(COLUMBUS, Ohio) — FirstEnergy is agreeing to Ohio Attorney General Dave Yost’s demands that the company stop using a clause in House Bill 6 that would have cost its customers an extra $102 million this year.
The out-of-court settlement ends a guaranteed profit rider which is in addition to the $150 million nuclear bailout also contained in HB6 that Yost blocked in December with court action.
Altogether, General Yost’s court actions are projected to save Ohioans nearly $2 billion over the years House Bill 6 would have been effective.

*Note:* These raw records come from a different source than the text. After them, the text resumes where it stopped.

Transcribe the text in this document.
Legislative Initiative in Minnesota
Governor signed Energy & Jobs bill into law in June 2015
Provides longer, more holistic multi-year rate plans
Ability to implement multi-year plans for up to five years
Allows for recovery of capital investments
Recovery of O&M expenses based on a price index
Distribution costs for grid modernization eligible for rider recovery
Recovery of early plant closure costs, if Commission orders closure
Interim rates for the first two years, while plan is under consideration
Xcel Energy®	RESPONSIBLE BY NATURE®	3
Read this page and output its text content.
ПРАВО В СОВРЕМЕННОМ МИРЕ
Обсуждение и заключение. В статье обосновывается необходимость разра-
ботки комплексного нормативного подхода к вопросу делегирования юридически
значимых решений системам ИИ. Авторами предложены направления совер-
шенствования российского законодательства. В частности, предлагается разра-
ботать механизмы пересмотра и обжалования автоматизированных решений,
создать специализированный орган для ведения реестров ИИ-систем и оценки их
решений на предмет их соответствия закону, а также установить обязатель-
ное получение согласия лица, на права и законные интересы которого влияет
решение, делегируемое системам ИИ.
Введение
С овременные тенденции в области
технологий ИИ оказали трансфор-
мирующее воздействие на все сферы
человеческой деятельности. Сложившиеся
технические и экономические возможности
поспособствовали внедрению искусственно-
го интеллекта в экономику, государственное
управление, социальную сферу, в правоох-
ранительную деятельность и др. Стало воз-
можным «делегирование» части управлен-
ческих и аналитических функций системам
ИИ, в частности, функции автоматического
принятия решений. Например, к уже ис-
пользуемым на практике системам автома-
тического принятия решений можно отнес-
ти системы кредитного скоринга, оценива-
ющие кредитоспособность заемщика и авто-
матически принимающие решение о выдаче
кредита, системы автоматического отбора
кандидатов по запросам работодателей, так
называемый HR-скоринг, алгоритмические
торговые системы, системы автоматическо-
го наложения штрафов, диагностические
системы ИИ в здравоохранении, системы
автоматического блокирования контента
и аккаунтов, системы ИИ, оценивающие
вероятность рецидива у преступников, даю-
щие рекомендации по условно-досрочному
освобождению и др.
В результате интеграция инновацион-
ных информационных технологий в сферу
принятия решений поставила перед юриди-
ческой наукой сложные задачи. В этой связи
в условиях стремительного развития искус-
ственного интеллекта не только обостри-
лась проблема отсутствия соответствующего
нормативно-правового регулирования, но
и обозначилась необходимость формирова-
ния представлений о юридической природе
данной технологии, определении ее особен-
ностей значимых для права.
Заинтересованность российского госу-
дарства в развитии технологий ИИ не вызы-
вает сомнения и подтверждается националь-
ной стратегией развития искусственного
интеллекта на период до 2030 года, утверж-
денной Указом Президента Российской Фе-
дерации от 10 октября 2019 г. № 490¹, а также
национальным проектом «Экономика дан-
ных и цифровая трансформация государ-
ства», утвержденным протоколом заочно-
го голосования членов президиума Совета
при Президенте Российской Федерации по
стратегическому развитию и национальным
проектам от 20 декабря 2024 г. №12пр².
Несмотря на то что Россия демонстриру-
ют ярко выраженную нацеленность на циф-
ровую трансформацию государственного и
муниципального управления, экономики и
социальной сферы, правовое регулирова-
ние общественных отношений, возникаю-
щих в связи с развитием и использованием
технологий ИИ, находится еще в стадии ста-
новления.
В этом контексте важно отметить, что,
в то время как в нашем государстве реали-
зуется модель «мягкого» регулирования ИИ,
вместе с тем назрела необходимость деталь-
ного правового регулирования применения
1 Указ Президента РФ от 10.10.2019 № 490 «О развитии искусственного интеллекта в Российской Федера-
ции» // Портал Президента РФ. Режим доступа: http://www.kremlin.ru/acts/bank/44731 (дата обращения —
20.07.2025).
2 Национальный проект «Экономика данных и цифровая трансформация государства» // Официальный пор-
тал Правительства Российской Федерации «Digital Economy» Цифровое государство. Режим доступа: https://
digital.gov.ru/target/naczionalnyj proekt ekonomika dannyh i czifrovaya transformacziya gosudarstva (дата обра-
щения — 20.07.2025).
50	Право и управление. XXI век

FirstEnergy is expected to present the settlement to the Public Utilities Commission of Ohio (PUCO) on Monday for implementation.
“Under its now removed prior leadership, FirstEnergy built a feeding trough that it thought would guarantee it record profits year after year, filled with unearned money out of Ohioan’s pockets” Yost said. “This agreement recognizes the corrupt influence used to guarantee a for-profit company above-market returns for years to come by operation of law.”
The settlement comes in response to a motion Yost filed in Franklin County Common Pleas Court in January seeking to block FirstEnergy from using a decoupling provision contained in HB6.
The provision, as written, allowed FirstEnergy to adjust rates to ensure it made at least $978 million a year going forward. That benchmark came from 2018 when a cold winter and a scorching summer combined to boost FirstEnergy’s revenue to a record $978 million.
To avoid court action, FirstEnergy has agreed to AG Yost’s following terms:
- FirstEnergy utilities will file an emergency application with PUCO on Monday, Feb. 1 to immediately set the decoupling rider to $0.
- PUCO will then need to hold a meeting to approve the application.
- Once FirstEnergy confirms the rates are no longer being charged, Yost will withdraw the court motion.
The remainder of the case will remain before the Court, but the parties agree to stay further proceedings pending the end of the federal criminal trials.